Chocolate Kiss Cookies
Equipment
Ingredients
- 2 cups (250 g) all-purpose flour
- 1 cup (86 g) dark cocoa powder
- 1 tsp (1 tsp) instant espresso powder
- ½ tsp (0.5 tsp) salt
- 1 cup (227 g) unsalted butter room temperature
- 1 ¼ cup (250 g) granulated sugar
- 2 (2) egg yolks room temperature
- ¼ cup (60 ml) milk room temperature
- 1 tsp (1 tsp) vanilla extract
- 1 cup (160 g) holiday nonpareil sprinkles
- 48 (48) Hershey's kiss candies
Instructions
- Preheat the oven to 350℉ (177℃). Line baking sheet pans with silicone baking mats or parchment paper.
- In a medium bowl, whisk together the all-purpose flour, dark cocoa powder, instant espresso powder, and salt. Set aside.
- In the bowl of a stand mixer fitted with a paddle attachment or in a large bowl with an electric hand mixer, cream the unsalted butter and granulated sugar until light and creamy. Add in the egg yolks, milk, and vanilla extract and mix to combine. Add in the flour mixture and mix on low speed until the cookie dough comes together.
- Portion the cookie dough using a small cookie scoop (1 tablespoon). Roll the dough into a ball and then roll the ball in holiday nonpareil sprinkles. Place the cookie dough balls onto the prepared cookie sheet pan. Bake the cookies for about 10 minutes.
- Remove the pan from the oven. Immediately press a Hershey's kiss in the center of each cookie. Cool the cookies on the pan for 2 minutes and then transfer to a wire rack to cool completely.
Notes
- Store the cookies in an airtight container at room temperature for 2 to 3 days.
Made This Recipe?
Please leave a comment with a star rating to let me know how you enjoyed the recipe!

About Courtney
Baker | 80s Lover | Cookbook Author
Courtney is a self-taught home baker and cookbook author of “Girls Just Wanna Bake Cupcakes”. She loves to create new and unique recipes while simultaneously listening to 80s music.
Can I freeze cookie dough
Hi Sophia! Yes, you can freeze the cookie dough. I recommend portioning the cookie dough, chilling it, and then freezing it in a freezer-safe bag for up to 3 months.
Love the flavor. However, when I push the kisses down, the cookies crack and lose their shape, making them look sloppy, nothing like yours. Ideas why? I tried 9 minutes and 10 @ 350. Thank you!
Hello! Sometimes the cookies will crack no matter what you do. However, you could try baking for a minute less. All ovens are different and sometimes they might run a little hotter or cooler.
I am making the dough in advance can I keep in freezer until ready to use
Hi Andrea! Absolutely you can! Just wrap it really well so it doesn’t get freezer burn.

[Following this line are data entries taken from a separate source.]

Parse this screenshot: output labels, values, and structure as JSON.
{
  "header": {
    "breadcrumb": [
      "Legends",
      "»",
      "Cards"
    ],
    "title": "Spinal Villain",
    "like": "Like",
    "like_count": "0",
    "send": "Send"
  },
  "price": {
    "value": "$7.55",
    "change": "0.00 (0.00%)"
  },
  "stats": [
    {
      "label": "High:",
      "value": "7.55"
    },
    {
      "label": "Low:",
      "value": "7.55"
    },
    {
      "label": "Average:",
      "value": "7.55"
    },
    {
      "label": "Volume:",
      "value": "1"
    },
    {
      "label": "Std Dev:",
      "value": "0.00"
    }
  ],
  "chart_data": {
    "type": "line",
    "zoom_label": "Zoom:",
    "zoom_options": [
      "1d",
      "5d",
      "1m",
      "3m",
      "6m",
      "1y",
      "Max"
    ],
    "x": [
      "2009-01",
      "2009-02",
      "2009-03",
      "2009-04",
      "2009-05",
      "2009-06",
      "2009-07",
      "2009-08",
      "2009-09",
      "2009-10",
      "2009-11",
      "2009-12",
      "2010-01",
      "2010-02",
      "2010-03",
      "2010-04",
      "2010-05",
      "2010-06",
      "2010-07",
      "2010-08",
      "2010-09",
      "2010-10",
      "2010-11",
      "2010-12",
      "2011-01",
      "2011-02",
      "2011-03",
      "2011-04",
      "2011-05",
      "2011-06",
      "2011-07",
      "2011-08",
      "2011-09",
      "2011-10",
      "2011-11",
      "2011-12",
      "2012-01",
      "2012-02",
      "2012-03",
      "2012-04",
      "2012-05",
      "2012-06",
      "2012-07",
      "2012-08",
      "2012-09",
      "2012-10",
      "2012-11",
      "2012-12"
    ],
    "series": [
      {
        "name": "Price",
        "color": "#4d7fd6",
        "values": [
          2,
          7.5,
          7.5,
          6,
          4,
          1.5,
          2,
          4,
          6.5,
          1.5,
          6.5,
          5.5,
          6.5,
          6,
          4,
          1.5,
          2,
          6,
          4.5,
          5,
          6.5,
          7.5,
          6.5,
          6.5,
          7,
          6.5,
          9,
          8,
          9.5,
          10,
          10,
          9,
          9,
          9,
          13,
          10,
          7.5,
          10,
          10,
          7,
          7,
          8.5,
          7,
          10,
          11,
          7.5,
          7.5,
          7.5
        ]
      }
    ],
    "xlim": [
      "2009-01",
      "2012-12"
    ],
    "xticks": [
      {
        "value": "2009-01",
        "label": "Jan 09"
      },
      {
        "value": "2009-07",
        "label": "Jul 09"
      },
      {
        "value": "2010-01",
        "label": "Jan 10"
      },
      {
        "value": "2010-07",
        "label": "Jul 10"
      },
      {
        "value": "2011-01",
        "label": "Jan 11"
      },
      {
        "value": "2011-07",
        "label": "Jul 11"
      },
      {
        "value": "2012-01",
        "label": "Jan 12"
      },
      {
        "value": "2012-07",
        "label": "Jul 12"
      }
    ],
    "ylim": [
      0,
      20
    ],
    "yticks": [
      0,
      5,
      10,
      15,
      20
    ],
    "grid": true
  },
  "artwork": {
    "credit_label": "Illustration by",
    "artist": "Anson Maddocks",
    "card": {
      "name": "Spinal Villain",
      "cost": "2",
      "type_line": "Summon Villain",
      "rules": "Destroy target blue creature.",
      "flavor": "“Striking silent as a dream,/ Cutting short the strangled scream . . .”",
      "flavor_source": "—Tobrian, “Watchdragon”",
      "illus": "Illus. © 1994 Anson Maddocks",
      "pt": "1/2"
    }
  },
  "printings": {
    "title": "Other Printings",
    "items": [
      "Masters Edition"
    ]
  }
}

These were so easy to make and delicious too! Thumbs up…we enjoyed them so much! Ty for posting it. Happy Holidays
Hi Terri! So glad you enjoyed the recipe! They are so fun to make and eat!
No levening agent? These came out flat like pancakes I wish I listened to my gut and put baking powder in
Hi there! No, there are no leavening agents for this recipe. I’ve made this recipe dozens of times. If they came out flat, it sounds like perhaps another measurement was off. I’m sorry the recipe didn’t turn out well for you.
Do you have to use the espresso powder or is there another alternative
Hi Heidi! You could just leave it out if you don’t have it on hand! It just helps enhance the chocolate flavor.